The Hobby Lobby chain of more than 500 stores is owned by the Green family of Oklahoma City, who run their business in accord with their Evangelical Christian beliefs. Founder David Green says the family cannot in conscience subsidize certain mandated drugs and devices that can cause an abortion early in pregnancy.

#ad#So Hobby Lobby challenged the HHS mandate, and the Supreme Court recently announced that it will take up the case. Believers and nonbelievers alike have a stake in the outcome.

The HHS mandate violates the constitutional and statutory rights of the Green family and Hobby Lobby and assaults the freedom of all people to earn their livings in a manner consistent with their most deeply held beliefs. The mandate also could injure those whom it is intended to help, by forcing Hobby Lobby to drop employee health-care coverage altogether.

All Americans should support Hobby Lobby, regardless of whether they believe in one God, 20 gods, or none at all.

The First Amendment to the Constitution stands as a bulwark against this sort of coercion. In Employment Division v. Smith (1990), the Supreme Court held that the First Amendment allows the government to pass “neutral, generally applicable” laws that impose substantial burdens on religious exercise. But in Church of Lukumi Babalu Aye, Inc. v. City of Hialeah (1993), the court clarified that a law is not “generally applicable” if it regulates religiously motivated conduct while leaving similar, secular conduct unregulated.

Notably, that second case concerned a corporation. Never in its jurisprudence on free exercise of religion has the Supreme Court treated organizational persons differently from individuals.

Smith doesn’t support the HHS mandate. The mandate isn’t “generally applicable” by any stretch of the imagination. Obamacare provides that millions of large and small secular employers will not have to cover “preventive services” if they provided their employees with “grandfathered” job-based plans that existed on March 23, 2010, and have covered at least one person continuously from that day forward.

Federal law, too, protects the religious liberty of Hobby Lobby. The Religious Freedom Restoration Act provides that the federal government may substantially burden the exercise of religion only if it “demonstrates that application of the burden to the person (1) is in furtherance of a compelling government interest and (2) is the least restrictive means of furthering that compelling interest.”

RFRA’s text and history reflect that Congress intended the statute to protect the same persons as does the free-exercise clause of the First Amendment — including corporate persons.

For the same reason the government’s interests in “women’s health” apply to Hobby Lobby, presumably it applies to those secular companies who offer grandfathered plans to employees. Although comprehensive national programs need not be absolutely uniform to survive scrutiny under RFRA, the sheer scope and scale of the exemptions for similarly situated employers offering grandfathered plans means that the government can’t claim a compelling interest in applying the mandate to Hobby Lobby and the Green family.

So the Constitution and federal law protects the Greens against the HHS mandate of Obamacare. Is that something for secular folks to celebrate?

The answer is yes. Individuals are free to choose whether or not to become Hobby Lobby’s employees, and the Greens’ faith-based business practices are open and obvious. Employees also are free to work for the Greens and either pay for additional services out of pocket or purchase supplemental insurance.

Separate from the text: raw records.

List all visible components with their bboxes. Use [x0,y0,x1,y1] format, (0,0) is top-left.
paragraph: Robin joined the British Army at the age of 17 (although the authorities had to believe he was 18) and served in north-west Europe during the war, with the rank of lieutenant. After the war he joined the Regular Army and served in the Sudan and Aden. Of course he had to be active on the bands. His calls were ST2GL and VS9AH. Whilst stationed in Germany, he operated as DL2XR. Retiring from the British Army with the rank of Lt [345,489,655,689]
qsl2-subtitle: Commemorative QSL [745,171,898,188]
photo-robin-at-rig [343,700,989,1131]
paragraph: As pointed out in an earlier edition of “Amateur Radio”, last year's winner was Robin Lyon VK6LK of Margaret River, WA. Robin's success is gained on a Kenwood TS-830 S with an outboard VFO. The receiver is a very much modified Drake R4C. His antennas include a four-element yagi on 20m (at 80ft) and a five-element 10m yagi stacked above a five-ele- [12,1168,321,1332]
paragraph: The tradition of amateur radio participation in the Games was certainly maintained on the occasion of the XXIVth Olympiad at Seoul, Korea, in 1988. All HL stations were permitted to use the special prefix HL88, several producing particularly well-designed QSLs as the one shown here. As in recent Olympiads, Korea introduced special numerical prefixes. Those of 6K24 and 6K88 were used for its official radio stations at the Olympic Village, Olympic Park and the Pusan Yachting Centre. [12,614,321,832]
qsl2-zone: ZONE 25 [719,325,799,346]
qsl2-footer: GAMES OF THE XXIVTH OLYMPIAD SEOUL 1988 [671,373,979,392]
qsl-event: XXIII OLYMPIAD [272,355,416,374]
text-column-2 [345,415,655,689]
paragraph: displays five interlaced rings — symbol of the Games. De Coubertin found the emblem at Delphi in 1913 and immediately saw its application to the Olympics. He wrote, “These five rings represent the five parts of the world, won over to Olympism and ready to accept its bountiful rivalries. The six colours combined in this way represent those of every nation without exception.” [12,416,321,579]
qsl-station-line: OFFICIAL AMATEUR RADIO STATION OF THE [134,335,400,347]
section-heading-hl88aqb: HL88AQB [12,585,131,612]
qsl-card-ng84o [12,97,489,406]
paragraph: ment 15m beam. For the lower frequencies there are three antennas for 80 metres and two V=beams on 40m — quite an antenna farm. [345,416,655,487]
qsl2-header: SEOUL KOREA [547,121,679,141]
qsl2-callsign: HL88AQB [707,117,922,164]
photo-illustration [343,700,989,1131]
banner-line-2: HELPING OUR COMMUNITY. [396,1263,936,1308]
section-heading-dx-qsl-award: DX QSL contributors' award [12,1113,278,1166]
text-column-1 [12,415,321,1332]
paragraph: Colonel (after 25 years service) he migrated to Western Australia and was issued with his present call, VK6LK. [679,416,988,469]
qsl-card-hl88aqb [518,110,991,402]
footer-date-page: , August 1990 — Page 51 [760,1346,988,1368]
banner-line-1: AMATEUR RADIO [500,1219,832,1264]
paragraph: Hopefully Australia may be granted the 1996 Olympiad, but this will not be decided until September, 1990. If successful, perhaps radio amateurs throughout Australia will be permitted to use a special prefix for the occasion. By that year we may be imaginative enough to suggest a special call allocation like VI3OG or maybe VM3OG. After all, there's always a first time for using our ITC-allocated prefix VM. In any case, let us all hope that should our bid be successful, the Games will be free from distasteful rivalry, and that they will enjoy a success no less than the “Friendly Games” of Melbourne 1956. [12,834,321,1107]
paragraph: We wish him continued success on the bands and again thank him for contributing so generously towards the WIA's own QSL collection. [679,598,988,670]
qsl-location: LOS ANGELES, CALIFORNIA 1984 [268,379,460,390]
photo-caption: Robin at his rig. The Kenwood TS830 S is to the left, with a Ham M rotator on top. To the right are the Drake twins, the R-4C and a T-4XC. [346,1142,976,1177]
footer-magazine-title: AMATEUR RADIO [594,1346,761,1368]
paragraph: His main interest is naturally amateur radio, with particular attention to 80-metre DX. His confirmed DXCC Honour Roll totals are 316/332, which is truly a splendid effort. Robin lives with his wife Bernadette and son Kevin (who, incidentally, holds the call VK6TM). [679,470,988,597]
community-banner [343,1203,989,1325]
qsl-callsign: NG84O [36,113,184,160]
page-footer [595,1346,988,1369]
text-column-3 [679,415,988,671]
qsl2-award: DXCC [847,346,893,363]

The Greens, however, can’t escape the HHS mandate. It is not just an assault on religious liberty. It is an assault on an idea as old as the nation: that the government can’t lightly force us to give up our most deeply held beliefs as the price of earning a living. Every American has an interest in being protected from such assaults.

As a practical matter, the HHS mandate almost certainly will do more harm than good for those employees whom it is intended to serve. The Greens are sincere in their beliefs, and the huge fines for noncompliance could force them to drop all employee health coverage. It’s unlikely that Hobby Lobby employees would regard this outcome as beneficial.

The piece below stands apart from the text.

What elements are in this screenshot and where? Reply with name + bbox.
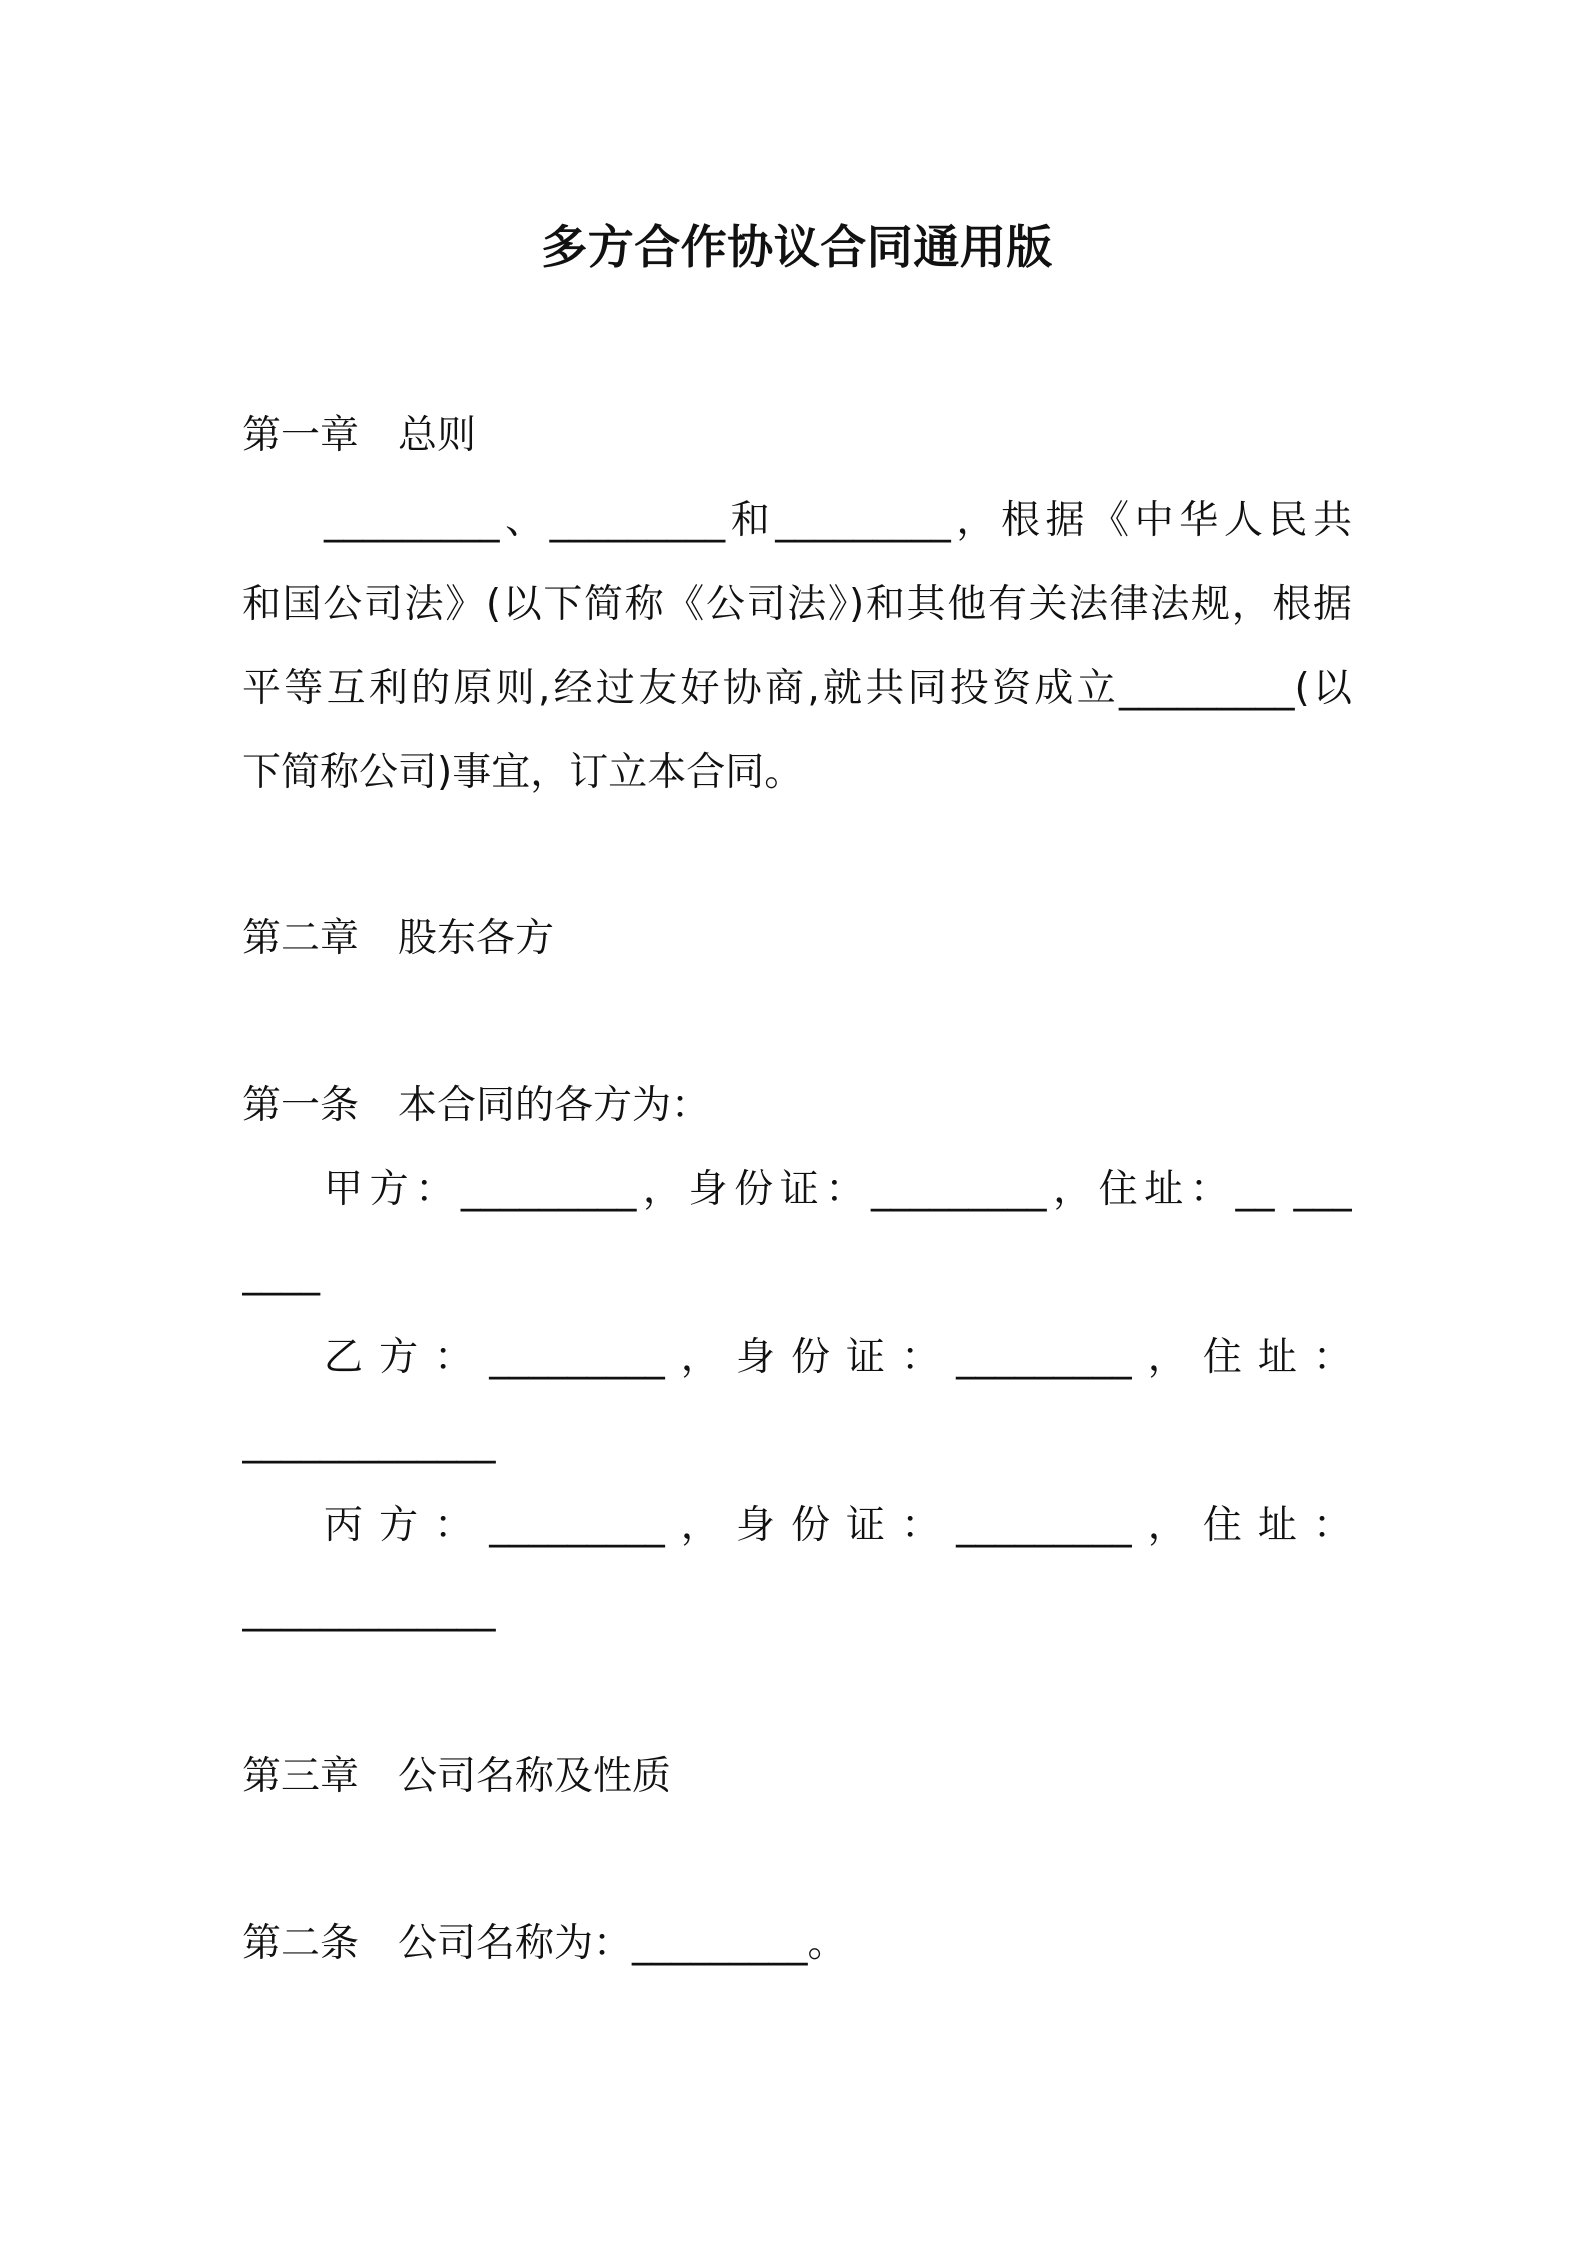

Only blind faith in government’s miraculous power to cure what ails our health-care system could justify the HHS mandate. Our Constitution doesn’t allow HHS to act on that faith in this way, and nothing good would come of it.

Regardless of what or how we believe, none of us should be forced to worship at the state’s altar.

— Evan Bernick is a visiting legal fellow at the Heritage Foundation’s Edwin Meese III Center for Legal and Judicial Studies.